The big, flashy films opened early this week as they often do in advance of holiday weekends, but there are two smaller films opening today in the Sacramento market – both at the Tower Theatre.
Testament of Youth
Directed by James Kent
“Testament of Youth” is a beautifully shot adaptation of the first in a series of memoirs, written by Vera Brittain. Brittain was born in England in 1893 and grew up in a wealthy family – not “Downton Abbey” wealthy or privileged, but an upper-middle class upbringing, the daughter of a paper mill owner. If she had been a boy, attendance at college would likely have been a given, but Vera had to fight for it, convincing her parents and studying alone for the entrance exams to Oxford.
But college plans were interrupted by the outbreak of war in 1914. Vera’s brother and his boarding school chums were of a generation and class that expected dutiful service and these were the junior officers in training in a nation convinced the war would be brief and victorious (sound familiar?).
“Testament of Youth” is an account of one woman’s experiences watching the men of her generation go to war – a war she herself served in as a nurse. She watched outgoing, gregarious young men become withdrawn shadows of their former selves, or worse, and she witnessed people back at home who couldn’t begin to imagine even the things she herself had seen, let alone the experiences of the men in countless trenches.
It’s not a happy film to watch, not that it has any reason or cause to be, and it’s a little ponderous in its pacing at times. But it’s a deliberate and slow telling of an awful period – and one too often repeated. These were experiences that shaped Vera Brittain and her outlook on the world, with her later becoming a leading, outspoken pacifist.
I don’t know how accurate the adaptation is and it’s a tough project to tackle in that regard. The film includes several excerpts from letters written between the siblings and their friends, many of which were later published in a separate collection. We’re also watching events through the eyes of a single person, who published her account 15 years after the war ended and who was then told additional facts by others involved – and so, having not read the book, I’m not sure if we’re being given just the book adaptation or an amalgam of source materials. From an after the fact perspective, some of the details of some of the lives being described are only hinted at, but that may be true of the book also.
However, the general tone of the film and its content seem true to the time and Brittain’s involvement. It’s well put together in a theatrical directorial debut by James Kent and features performances by several very recognizable young actors, including Kit Harrington (“Game of Thrones”) as her love interest, Taron Edgerton (“Kingsman: The Secret Service”) as her brother, and Alicia Vikander (“Ex Machina”) as Vera.

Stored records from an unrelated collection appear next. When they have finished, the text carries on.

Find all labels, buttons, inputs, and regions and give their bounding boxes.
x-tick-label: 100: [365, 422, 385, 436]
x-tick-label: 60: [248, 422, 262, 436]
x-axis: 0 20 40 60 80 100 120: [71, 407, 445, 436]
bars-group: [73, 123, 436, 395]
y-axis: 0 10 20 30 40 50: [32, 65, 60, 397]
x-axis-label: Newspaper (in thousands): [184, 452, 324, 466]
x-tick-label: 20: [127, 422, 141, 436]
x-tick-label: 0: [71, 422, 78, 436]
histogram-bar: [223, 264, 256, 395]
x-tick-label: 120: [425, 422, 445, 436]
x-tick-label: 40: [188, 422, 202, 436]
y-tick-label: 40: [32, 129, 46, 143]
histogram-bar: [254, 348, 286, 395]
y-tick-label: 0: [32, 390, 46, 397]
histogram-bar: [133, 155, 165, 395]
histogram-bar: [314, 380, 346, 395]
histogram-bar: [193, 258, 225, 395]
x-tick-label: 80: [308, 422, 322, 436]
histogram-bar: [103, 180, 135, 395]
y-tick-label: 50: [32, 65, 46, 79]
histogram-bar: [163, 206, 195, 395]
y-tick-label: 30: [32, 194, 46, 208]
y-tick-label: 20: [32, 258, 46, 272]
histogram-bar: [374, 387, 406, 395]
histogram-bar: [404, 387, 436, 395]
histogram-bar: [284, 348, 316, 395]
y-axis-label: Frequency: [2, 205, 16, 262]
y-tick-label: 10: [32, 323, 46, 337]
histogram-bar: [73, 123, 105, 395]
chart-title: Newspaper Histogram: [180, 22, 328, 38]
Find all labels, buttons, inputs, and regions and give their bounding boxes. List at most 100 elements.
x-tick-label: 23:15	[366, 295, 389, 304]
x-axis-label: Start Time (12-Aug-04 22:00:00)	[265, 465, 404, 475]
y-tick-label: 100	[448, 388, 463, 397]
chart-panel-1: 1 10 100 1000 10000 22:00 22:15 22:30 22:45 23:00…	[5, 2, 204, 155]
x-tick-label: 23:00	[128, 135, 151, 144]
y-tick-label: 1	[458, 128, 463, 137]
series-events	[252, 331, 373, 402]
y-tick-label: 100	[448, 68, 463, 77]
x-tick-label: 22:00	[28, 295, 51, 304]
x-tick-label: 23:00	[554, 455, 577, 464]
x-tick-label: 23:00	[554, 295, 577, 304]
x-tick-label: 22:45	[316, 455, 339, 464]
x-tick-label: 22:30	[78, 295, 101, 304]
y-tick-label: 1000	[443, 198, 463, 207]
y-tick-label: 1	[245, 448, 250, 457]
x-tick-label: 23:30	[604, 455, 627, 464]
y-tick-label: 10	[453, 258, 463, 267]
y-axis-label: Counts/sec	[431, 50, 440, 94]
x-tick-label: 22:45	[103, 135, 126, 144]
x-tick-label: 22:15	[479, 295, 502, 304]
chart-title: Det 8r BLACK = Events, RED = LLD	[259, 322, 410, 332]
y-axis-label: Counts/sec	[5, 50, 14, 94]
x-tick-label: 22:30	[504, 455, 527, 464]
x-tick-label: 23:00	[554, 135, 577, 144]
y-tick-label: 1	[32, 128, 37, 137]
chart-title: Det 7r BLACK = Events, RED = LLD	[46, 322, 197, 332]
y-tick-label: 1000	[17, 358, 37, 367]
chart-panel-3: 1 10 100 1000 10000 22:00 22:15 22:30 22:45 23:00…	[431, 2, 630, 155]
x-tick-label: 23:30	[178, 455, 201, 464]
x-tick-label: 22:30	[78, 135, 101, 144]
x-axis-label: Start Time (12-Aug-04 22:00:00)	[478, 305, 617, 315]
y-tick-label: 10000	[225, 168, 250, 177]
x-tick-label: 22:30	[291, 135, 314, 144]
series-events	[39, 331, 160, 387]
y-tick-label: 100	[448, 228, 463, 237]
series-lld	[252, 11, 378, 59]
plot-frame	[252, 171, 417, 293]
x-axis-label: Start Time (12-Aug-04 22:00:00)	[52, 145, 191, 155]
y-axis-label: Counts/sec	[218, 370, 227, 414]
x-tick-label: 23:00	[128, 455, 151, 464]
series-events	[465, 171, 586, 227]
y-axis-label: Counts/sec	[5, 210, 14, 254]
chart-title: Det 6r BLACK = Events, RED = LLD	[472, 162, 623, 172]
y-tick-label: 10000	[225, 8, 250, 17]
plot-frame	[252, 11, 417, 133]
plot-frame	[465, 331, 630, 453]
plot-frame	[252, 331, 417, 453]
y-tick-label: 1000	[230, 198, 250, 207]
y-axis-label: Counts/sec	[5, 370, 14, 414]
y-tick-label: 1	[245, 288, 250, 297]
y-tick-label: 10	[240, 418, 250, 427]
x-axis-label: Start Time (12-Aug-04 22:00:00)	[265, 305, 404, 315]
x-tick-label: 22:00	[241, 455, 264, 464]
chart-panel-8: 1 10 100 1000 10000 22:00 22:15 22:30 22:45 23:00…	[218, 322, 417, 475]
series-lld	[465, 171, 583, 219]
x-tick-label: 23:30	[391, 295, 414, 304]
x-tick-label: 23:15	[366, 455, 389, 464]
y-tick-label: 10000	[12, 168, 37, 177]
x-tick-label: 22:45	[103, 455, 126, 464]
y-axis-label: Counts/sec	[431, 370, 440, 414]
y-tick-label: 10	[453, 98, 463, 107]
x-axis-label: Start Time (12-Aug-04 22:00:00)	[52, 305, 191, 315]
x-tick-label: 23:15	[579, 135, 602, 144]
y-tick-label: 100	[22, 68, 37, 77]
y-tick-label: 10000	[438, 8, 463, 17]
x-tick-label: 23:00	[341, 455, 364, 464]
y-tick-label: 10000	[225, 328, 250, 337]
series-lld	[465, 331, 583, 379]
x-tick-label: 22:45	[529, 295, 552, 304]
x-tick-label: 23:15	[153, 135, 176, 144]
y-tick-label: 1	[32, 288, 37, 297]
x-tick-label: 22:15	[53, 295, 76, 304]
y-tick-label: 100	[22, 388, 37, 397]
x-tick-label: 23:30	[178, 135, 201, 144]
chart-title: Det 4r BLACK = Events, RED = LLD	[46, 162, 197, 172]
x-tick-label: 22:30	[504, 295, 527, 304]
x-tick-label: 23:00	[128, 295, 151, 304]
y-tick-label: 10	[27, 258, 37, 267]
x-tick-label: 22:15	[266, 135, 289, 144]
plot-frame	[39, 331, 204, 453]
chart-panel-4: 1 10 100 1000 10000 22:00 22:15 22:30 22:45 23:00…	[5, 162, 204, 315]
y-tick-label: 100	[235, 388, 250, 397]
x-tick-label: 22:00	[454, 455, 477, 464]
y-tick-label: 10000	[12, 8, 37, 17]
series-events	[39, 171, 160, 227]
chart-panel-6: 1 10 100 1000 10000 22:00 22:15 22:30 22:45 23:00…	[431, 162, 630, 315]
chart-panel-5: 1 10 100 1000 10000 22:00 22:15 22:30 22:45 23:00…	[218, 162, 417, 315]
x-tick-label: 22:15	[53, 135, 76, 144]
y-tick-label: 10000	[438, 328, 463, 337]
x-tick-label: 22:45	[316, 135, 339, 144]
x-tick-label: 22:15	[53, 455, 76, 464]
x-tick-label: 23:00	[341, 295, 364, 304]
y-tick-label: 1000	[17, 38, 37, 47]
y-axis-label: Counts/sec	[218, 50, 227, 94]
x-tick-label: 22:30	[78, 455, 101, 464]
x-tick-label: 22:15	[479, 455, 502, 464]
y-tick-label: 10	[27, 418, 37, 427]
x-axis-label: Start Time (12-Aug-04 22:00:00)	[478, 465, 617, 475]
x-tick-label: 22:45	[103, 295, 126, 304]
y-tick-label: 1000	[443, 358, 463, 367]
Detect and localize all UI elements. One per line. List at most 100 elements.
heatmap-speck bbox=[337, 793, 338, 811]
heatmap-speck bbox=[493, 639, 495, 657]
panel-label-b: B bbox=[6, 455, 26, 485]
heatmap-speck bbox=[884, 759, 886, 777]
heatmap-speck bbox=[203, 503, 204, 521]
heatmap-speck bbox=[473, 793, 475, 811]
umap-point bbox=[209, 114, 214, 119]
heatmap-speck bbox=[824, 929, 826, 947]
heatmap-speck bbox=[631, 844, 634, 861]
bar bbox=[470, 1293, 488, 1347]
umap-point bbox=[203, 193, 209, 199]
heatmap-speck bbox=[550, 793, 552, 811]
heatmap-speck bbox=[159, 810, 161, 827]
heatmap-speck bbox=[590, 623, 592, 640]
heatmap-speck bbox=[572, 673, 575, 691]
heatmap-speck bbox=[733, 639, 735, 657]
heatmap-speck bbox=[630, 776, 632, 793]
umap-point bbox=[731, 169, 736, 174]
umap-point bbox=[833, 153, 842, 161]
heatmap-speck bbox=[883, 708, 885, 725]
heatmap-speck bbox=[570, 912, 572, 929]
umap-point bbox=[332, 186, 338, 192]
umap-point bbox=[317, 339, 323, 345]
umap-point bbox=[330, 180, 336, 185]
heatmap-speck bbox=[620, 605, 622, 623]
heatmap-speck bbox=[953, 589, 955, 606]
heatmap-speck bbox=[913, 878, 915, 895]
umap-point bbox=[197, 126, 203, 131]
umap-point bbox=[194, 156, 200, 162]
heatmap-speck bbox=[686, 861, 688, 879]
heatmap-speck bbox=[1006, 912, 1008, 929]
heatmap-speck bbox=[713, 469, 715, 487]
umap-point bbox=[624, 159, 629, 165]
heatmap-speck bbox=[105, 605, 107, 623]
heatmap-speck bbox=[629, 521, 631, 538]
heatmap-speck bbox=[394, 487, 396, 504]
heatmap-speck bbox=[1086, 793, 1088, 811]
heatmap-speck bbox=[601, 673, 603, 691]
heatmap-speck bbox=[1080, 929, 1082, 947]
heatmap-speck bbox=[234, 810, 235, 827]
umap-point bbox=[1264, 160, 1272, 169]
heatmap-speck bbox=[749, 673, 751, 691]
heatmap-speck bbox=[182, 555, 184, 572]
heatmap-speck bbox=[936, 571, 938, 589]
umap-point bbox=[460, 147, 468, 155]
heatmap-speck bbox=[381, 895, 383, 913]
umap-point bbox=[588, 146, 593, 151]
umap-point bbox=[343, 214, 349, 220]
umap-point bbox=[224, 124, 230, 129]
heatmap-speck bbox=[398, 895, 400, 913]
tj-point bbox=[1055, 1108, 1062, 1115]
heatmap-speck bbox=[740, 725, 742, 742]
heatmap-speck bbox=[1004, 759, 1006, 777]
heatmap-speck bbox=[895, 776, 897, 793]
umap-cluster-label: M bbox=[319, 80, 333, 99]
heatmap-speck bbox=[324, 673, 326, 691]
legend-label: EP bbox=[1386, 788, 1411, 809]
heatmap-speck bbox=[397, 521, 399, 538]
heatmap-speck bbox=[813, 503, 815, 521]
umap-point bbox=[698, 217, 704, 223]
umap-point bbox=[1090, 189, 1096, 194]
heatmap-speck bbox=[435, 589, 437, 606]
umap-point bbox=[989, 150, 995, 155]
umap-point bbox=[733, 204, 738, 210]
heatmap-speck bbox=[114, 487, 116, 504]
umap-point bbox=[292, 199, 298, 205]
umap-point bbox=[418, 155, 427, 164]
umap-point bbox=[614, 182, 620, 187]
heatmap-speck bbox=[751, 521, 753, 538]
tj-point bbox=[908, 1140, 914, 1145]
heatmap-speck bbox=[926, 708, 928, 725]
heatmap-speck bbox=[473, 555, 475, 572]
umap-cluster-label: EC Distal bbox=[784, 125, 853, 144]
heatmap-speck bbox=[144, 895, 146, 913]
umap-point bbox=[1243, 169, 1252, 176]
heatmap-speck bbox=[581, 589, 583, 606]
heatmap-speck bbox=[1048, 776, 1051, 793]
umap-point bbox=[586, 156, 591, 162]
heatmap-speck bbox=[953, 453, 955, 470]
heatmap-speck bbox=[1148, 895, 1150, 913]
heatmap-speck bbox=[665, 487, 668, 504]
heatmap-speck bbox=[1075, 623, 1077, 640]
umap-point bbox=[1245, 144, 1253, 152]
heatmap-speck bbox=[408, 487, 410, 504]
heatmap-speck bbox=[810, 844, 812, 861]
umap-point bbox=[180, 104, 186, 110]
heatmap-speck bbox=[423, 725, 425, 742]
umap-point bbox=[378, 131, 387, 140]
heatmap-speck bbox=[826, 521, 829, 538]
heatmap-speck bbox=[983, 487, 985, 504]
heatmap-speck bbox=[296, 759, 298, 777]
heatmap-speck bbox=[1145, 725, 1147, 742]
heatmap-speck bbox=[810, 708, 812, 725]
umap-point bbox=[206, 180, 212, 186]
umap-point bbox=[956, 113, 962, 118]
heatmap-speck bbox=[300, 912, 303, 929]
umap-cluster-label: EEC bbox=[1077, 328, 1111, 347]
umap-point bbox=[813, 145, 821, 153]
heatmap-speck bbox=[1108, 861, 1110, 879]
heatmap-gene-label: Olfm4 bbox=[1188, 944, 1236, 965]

After seeing multiple recent articles about British actors in American roles, it’s odd to see a Swedish born actor playing a very English Vera – and her accent wavers a little on occasion but most likely not enough to worry most ears and not enough to otherwise diminish a fine performance.
“Testament of Youth” is a fine film and an easy pick for history and period drama fans who might not find summer fare at the multiplex quite as appealing.
”The Overnight” is a simple, apparently quite low budget story of a couple who, soon after moving to Los Angeles with their young son, meet the father of a boy of similar age at a park and end up having dinner with him and his wife. But the evening extends and things get a little complicated as various boundaries are tested and broken. With very few locations and fewer complications, it’s essentially a dialog-driven four-character play, showcasing the four actors (with little more than peripheral appearances by anybody else), Adam Scott, Taylor Schilling, Jason Schwartzman, and Judith Godreche. The outcome is a light and fun, slow burning tease. It’s also a neat example of efficient filmmaking, shot quickly, with one house (reportedly Adam Corolla’s) as the setting for the vast majority of the film. It’s not for prudes or those uncomfortable with nudity and it’s a better fit for those who enjoy their comedy slightly awkward rather than big and loud.